3.  **Processing (`process_video`):**
    *   The function downloads the source video.
    *   It calculates the file's MD5 hash, which becomes the `process_id`. This ensures that if the same file is uploaded again, it won't be re-processed.
    *   A redirect file (`processed/<original_filename>.json`) is created to map the original name to the `process_id`.
    *   A `manifest.json` is created in `processed/<process_id>/` to track the state.
    *   The video is transcoded into multiple resolutions using FFmpeg. HLS (and optionally DASH) files are generated.
    *   A thumbnail sprite sheet and VTT file are created for scrubbing previews.
    *   All artifacts are uploaded to the `processed/<process_id>/` directory in S3.
    *   The final `manifest.json` is updated with the status `processing_complete` and paths to all assets.
4.  **Event Handling for Processed Files:** The second S3 trigger is configured for `.json` files in the `processed/` directory.

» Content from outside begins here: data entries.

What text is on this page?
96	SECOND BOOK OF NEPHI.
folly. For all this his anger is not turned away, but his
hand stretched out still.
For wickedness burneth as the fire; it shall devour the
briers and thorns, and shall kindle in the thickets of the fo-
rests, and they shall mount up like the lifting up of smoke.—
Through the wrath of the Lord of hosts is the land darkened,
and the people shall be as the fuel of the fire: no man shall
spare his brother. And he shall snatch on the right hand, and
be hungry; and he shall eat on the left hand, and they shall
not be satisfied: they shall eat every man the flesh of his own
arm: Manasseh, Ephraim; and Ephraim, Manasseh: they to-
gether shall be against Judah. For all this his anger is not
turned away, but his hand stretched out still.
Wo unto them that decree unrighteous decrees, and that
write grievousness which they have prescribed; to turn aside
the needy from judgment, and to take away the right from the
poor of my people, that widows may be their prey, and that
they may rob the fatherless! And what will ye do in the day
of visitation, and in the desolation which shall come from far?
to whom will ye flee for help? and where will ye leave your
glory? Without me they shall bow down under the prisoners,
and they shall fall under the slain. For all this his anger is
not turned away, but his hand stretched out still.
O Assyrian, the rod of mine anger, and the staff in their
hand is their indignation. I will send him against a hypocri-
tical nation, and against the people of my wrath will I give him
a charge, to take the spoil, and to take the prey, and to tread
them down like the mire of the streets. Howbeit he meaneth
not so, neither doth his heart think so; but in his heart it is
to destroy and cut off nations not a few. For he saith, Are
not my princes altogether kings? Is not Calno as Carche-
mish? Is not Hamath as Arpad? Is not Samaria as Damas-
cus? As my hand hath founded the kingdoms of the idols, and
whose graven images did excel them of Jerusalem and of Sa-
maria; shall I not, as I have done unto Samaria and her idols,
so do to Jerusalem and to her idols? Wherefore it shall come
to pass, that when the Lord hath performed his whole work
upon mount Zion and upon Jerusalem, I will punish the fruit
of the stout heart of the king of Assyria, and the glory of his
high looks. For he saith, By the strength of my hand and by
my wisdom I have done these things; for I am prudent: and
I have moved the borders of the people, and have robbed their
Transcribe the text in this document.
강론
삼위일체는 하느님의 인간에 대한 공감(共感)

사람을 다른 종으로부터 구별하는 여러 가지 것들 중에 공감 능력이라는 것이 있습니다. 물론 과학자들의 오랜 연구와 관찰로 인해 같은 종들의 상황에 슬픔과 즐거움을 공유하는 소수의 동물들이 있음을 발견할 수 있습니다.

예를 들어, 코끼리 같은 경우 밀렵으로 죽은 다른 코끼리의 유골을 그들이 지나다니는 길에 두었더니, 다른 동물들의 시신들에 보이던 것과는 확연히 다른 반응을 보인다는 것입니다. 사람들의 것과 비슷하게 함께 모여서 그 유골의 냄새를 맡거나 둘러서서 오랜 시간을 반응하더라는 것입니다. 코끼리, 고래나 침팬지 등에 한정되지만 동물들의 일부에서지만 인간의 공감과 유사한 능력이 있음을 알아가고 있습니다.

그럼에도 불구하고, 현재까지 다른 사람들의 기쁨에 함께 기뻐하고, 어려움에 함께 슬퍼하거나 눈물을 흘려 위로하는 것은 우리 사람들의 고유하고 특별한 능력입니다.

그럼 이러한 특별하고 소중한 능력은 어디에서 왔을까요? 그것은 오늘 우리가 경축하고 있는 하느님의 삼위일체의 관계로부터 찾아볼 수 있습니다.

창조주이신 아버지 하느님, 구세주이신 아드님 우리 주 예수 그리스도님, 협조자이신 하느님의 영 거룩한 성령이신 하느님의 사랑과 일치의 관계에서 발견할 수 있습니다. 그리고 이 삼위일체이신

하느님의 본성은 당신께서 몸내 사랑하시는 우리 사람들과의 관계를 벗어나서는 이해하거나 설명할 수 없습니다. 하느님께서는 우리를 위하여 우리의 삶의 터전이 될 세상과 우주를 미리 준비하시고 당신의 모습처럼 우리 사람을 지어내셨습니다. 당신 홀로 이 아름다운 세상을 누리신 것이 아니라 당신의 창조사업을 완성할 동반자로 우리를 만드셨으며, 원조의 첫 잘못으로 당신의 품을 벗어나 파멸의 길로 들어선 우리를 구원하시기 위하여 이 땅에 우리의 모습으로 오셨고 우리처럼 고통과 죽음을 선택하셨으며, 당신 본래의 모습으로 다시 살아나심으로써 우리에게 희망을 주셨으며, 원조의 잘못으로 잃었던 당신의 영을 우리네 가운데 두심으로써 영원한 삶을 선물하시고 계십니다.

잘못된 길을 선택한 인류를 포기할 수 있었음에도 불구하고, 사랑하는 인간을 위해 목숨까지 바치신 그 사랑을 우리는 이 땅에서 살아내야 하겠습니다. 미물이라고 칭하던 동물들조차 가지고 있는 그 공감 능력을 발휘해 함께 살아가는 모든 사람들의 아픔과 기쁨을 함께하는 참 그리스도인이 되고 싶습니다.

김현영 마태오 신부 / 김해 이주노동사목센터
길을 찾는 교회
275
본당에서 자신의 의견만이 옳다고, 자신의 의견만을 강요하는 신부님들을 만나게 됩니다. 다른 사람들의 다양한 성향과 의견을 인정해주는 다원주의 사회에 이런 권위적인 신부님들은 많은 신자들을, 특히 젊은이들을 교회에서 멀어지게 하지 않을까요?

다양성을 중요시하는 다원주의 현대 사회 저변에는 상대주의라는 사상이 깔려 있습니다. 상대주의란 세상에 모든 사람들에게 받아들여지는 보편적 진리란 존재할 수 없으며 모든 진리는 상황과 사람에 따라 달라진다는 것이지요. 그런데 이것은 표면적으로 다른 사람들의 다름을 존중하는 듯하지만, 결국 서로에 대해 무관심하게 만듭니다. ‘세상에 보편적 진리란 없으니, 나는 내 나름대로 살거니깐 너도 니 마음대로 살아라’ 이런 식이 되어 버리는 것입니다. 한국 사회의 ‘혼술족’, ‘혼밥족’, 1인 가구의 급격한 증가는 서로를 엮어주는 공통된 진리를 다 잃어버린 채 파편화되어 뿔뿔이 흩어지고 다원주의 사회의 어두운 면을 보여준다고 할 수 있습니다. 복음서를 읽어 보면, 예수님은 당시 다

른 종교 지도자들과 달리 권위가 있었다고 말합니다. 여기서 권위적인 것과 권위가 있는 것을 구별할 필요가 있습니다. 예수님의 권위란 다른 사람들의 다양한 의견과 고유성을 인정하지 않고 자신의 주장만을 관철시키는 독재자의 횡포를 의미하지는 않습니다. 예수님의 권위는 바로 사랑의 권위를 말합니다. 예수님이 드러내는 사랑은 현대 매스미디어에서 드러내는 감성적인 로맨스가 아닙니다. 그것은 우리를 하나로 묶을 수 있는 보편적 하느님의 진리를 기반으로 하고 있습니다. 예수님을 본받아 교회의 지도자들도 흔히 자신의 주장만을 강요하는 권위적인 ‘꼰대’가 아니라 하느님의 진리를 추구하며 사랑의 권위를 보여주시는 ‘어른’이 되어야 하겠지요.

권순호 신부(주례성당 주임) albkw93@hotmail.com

This allows the function to react to events like the completion of an Amazon Transcribe job. The function's logic is designed to handle these events appropriately and avoid infinite recursion from files it generates itself.
5.  **Status Check:** The frontend polls the `/status/<video_id>` endpoint to monitor the progress from `processing` to `processing_complete`.
6.  **Playback:** Once complete, the frontend can retrieve the list of videos from `/api/videos` and play them using the HLS or DASH manifest URLs. The `/stream/` endpoint provides the necessary presigned URLs for the player to access the video segments from S3 securely.

## Testing

The project includes a suite of unit tests to ensure the reliability of the core logic. The tests use `moto` to mock AWS services, allowing you to run them locally without needing an actual AWS account.

**1. Install Test Dependencies:**

```bash
pip install -r requirements-test.txt
```

**2. Run Tests:**

To run the tests, execute the following command from the root of the project directory:

```bash
python -m unittest tests/test_handler.py
```

## License

This project is licensed under the MIT License. See the [LICENSE](LICENSE) file for details.